Die vorgenannten Erwägungen greifen in gleicher Weise bei der Frage der Anrechnung von Maßregelvollzugszeiten, denen eine Unterbringungsanordnung zugrunde lag, die für erledigt erklärt worden ist, weil sie auf einer anfänglichen Fehldiagnose beruhte. Hier wie dort hat der Betroffene eine durch die gesetzlichen Zwecke von Strafe und Maßregel nicht gerechtfertigte Einbuße seiner persönlichen Freiheit erlitten und ein Sonderopfer erbracht. Während dies bei der Untersuchungshaft darauf beruht, dass ein Urteil, welches eine Freiheitsentziehung rechtfertigen könnte, noch gar nicht ergangen ist, liegt im zweiten Fall zwar schon ein Urteil vor, das jedoch hinsichtlich der Anordnung der Maßregel sachlich falsch und gesetzwidrig ist. Wenn aber schon eine allen gesetzlichen Regeln entsprechende Untersuchungshaft nach § 51 Abs. 1 Satz 1 StGB durch Anrechnung auszugleichen ist, muss dies erst recht gelten, wenn die Unterbringung auf einer von Beginn an falschen Diagnose beruhte und damit zu keiner Zeit hätte angeordnet und – bei materieller Betrachtung – vollzogen werden dürfen (vgl. Maier in MK-StGB 2. Aufl., § 67 Rdn. 124; Loos NStZ 1993, 254 [255]).

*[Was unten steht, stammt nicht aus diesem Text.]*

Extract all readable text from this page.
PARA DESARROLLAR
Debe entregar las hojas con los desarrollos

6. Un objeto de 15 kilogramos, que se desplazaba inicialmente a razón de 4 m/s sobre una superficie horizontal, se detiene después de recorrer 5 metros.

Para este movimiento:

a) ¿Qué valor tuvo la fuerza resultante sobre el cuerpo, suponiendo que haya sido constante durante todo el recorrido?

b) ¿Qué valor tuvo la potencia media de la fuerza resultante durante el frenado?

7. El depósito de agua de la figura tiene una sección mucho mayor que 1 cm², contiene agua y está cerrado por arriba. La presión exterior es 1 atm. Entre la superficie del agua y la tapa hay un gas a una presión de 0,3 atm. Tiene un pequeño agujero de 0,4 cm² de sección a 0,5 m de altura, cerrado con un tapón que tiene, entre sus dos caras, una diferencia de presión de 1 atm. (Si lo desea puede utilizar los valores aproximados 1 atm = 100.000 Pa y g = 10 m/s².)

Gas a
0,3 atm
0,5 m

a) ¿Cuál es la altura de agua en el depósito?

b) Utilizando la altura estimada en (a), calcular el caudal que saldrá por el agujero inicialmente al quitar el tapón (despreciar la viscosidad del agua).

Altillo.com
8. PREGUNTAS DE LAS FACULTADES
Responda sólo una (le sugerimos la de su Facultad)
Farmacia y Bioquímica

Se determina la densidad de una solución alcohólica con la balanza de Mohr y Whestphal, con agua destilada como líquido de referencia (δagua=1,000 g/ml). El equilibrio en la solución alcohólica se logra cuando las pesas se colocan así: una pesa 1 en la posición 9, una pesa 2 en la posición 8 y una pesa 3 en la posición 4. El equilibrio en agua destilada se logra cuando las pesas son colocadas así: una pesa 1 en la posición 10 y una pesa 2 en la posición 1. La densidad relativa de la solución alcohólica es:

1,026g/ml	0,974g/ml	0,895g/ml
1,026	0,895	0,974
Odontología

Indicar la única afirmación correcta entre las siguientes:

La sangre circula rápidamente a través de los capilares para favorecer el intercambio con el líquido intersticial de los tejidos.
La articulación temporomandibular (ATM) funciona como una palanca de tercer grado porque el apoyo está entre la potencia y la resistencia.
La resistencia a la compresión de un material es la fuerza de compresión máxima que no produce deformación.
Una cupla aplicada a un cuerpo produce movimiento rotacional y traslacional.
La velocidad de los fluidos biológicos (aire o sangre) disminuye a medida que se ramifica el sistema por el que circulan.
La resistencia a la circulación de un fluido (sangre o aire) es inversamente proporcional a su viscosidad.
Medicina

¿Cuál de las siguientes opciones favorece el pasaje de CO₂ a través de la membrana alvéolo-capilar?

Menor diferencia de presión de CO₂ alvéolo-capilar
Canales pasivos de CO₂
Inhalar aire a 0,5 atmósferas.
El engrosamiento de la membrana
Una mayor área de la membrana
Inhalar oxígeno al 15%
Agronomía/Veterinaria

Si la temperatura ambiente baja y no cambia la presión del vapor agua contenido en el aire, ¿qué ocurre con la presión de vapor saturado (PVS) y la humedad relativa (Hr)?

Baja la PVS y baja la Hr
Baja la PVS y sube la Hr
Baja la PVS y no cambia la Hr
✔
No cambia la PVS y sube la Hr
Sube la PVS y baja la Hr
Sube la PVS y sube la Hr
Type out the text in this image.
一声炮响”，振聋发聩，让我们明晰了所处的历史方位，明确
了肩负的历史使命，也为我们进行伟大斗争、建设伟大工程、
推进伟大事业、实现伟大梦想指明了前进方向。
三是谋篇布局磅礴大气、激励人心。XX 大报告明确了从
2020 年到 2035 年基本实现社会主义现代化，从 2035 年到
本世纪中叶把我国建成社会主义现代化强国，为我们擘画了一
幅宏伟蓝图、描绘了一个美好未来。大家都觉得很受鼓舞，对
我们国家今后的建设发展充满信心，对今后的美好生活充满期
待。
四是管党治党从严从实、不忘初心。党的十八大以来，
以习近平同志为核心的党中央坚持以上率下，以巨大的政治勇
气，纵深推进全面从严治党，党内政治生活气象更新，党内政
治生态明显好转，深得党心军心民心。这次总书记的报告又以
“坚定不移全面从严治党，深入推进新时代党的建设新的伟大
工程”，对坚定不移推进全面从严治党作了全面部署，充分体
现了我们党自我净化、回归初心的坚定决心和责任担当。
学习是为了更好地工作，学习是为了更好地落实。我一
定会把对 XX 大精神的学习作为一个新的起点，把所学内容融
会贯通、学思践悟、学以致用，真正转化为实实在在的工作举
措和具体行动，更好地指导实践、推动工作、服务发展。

4. Die nach alledem gebotene unbeschränkte Anrechnung der Zeit im Maßregelvollzug führt schließlich auch nicht zu bedenklichen Schutzlücken (vgl. dazu Schneider, NStZ 2004, 649). Solcherlei Lücken sind (spätestens) mit dem Gesetz zur Einführung der nachträglichen Sicherungsverwahrung vom 23. Juli 2004 für die vorliegende Konstellation geschlossen worden. Der damals in das StGB eingefügte § 66b – in der heute gelten Fassung – erlaubt die nachträgliche Anordnung der Sicherungsverwahrung von besonders gefährlichen Betroffenen auch dann, wenn deren Unterbringung in einem psychiatrischen Krankenhaus – wie hier – nach § 67d Abs. 6 StGB für erledigt worden ist und die weiteren in der Vorschrift genannten Voraussetzungen vorliegen.

C.

Eine Vorlage der Sache an den Bundesgerichtshof nach § 121 Abs. 2 Nr. 3 i.V.m. Abs. 1 Nr. 2 GVG war nicht veranlasst. Denn im Beschwerdeverfahren war nicht mehr über „die Erledigung einer Maßregel … in einem psychiatrischen Krankenhaus“ oder „die Zulässigkeit ihrer weiteren Vollstreckung“ zu befinden (vgl. dazu Meyer-Goßner/Schmitt, StPO 57. Aufl., § 121 GVG Rdn. 5a). Dies ist schon von der Strafvollstreckungskammer im Ausgangsverfahren abschließend entschieden worden. Maßgeblicher Gegenstand war im Beschwerdeverfahren allein noch die Auswirkung dieser Entscheidung auf die Strafzeitberechnung, die wiederum für die vom Beschwerdeführer begehrte Strafaussetzung gemäß § 57 Abs. 1 StGB von Bedeutung ist. Für eben diese Fragen begründet das Gesetz aber keine Vorlagepflicht.

D.

Die Kostenentscheidung beruht auf § 473 Abs. 1 Satz 1 StPO.